Rauchen ist verbreitetste Sucht Das Rauchen von Zigaretten ist laut DAK-Report in Bayern die verbreitetste Sucht, die auch die Arbeitswelt betrifft. Jeder sechste Erwerbstätige ist zigarettenabhängig. Unter den jungen Erwerbstätigen zwischen 18 und 29 Jahren gibt es mit 16,3 Prozent den geringsten Anteil.  Bei den 60- bis 65-jährigen Berufstätigen raucht fast jeder Vierte (23,7 Prozent).
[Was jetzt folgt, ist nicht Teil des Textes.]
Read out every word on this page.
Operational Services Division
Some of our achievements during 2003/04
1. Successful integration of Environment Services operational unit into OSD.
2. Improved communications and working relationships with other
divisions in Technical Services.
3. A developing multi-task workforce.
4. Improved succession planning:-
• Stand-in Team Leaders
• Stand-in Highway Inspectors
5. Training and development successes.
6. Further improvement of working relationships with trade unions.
Etwa jeder zweite Raucher raucht auch während seiner Arbeitszeit, also außerhalb der Arbeitspausen.

Dampfen – nicht ohne Nikotin Derzeit dampfen knapp vier Prozent der Erwerbstätigen in Bayern E-Zigarette. Raucher von E-Zigaretten greifen oft parallel zur herkömmlichen Zigarette, belegt der DAK-Report. Dampfer finden sich deshalb fast ausschließlich unter Rauchern und Ex-Rauchern. 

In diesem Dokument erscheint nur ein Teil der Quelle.